The People’s Republic of China is the worlds second largest economy after the States. China is also the largest exporter and second largest importer of goods in the world. Mining, ore processing, and iron are its biggest industries follewed by steel, aluminum, and other metals, coal; machine building; armaments; textiles and apparel; petroleum; cement; chemicals; fertilizers; consumer products, including footwear, toys, and electronics; food processing; transportation equipment, including automobiles, rail cars and locomotives, ships, and aircraft; telecommunications equipment, commercial space launch vehicles, and satellites. The exported goods are electrical and other machinery, including data processing equipment, apparel, textiles, iron and steel, optical and medical equipment, and China’s biggest export partners are US 20.03%, Hong Kong 12.03%, Japan 8.32%, South Korea 4.55%, Germany 4.27%. I found that 10% of China is Natural Forests, but very few of these forests remain untouched. China’s forests are in trouble mainly because of timber collection, mining, unregulated harvesting of flora for traditional Chinese medicine and development to increase tourism. Global goods that come with a local costs are technology, apparel, textiles, iron and steel, optical and medical equipment. The working hours, treatment of, and working conditions for the people. The people more often then not work in harsh conditions for little pay and very low to often no benefits, and more often then not, the people exposed to these conditions are children.

By: Elona Myftaraj


Mongolia is a pretty small country with only 3,179,997 people it is ranked as the 135 most populated country in the world.
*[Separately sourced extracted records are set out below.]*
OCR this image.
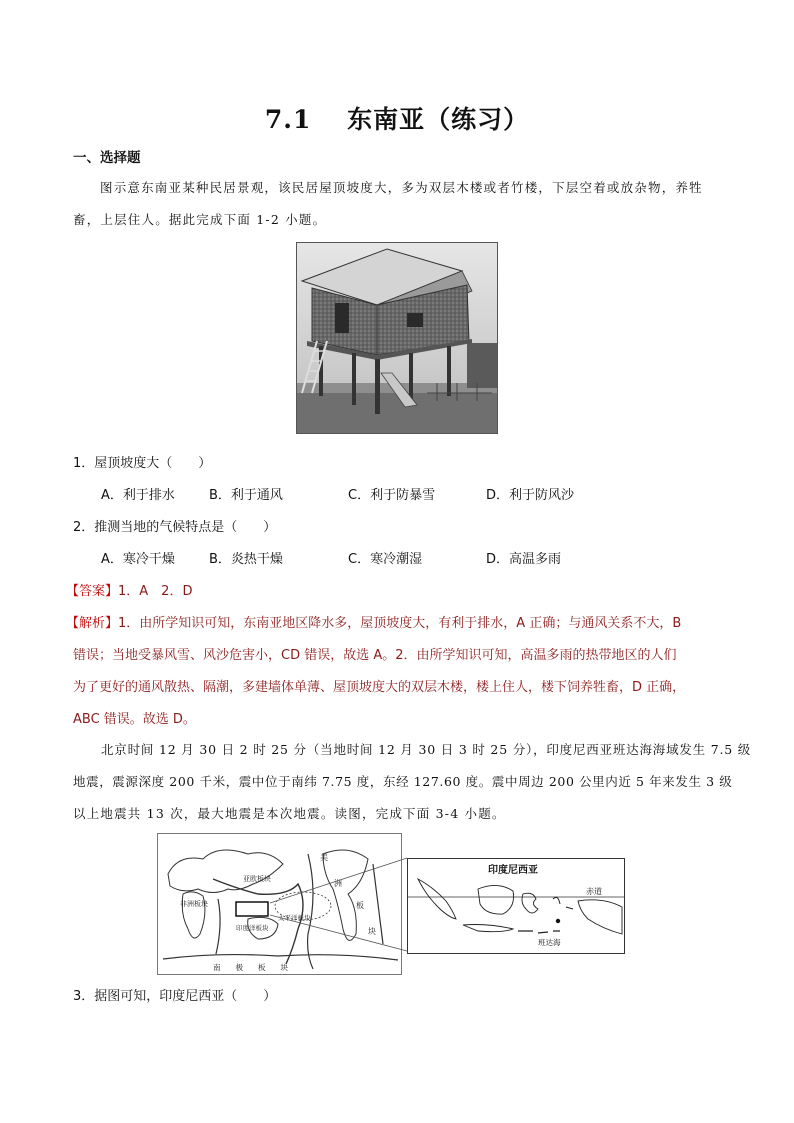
7.1　 东南亚（练习）
一、选择题
图示意东南亚某种民居景观，该民居屋顶坡度大，多为双层木楼或者竹楼，下层空着或放杂物，养牲
畜，上层住人。据此完成下面 1-2 小题。
1．屋顶坡度大（　　）
A．利于排水	B．利于通风	C．利于防暴雪	D．利于防风沙
2．推测当地的气候特点是（　　）
A．寒冷干燥	B．炎热干燥	C．寒冷潮湿	D．高温多雨
【答案】1．A　2．D
【解析】1．由所学知识可知，东南亚地区降水多，屋顶坡度大，有利于排水，A 正确；与通风关系不大，B
错误；当地受暴风雪、风沙危害小，CD 错误，故选 A。2．由所学知识可知，高温多雨的热带地区的人们
为了更好的通风散热、隔潮，多建墙体单薄、屋顶坡度大的双层木楼，楼上住人，楼下饲养牲畜，D 正确，
ABC 错误。故选 D。
北京时间 12 月 30 日 2 时 25 分（当地时间 12 月 30 日 3 时 25 分），印度尼西亚班达海海域发生 7.5 级
地震，震源深度 200 千米，震中位于南纬 7.75 度，东经 127.60 度。震中周边 200 公里内近 5 年来发生 3 级
以上地震共 13 次，最大地震是本次地震。读图，完成下面 3-4 小题。
亚欧板块
非洲板块
印度洋板块
太平洋板块
美
洲
板
块
南　　极　　板　　块
印度尼西亚
赤道
班达海
3．据图可知，印度尼西亚（　　）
Unlike a few other countries in the South Eastern area of Asia it is going through a sort of economic boom through all of its natural resources. The economic boom that it is going through the mining industry. Its main natural resources are coal (thermal and metallurgical), copper, molybdenum, silver, iron, phosphates, tin, nickel, zinc, wolfram, fluorspar, gold, uranium, and petroleum.
Although mining is the future of mongolia for the time being about 40% of its livelihood is agriculture. It its byproducts are livestock and byproducts, hay fodder, vegetables. Industry in mongolia 31% of 2010,  21.8% is mining, manufacturing is 6.5%, and utilities mainly electricity, gas and water are 2.4%. In conclusion economic activity in Mongolia was traditionally based on herding and agriculture but its extensive mineral deposits have attracted many foreign investors mostly China and is undergoing an permanent economic transformation through mining.
The economist says that not only mongolia is a treasure chest of geological wealth but its location is next to one of the world’s biggest market for natural minerals.
By: Rafiq Robinson


Hong Kong’s dollar is the ninth most traded currency in the world. Hong Kong’s economy is reported to be the most free economy in the world. While being a strong trade partner with the United States, Hong Kong has strong trade routines with many countries and it is the sole reaon that the economy stays so strong. In 2009, as a result of the global financial turmoil Hong Kong’s economic growth shrunk about 3% due to a lack of productive trading.
The region also has one of the lowest reported public debts in the world, virtually sitting at zero dollars in debt. Hong Kong can also quickly respond to changing circumstances due to a strong tie with China and an uncorrupted banking system. The region is thriving and the GDP of Hong Kong has risen approximately 180 times what it was in 1975.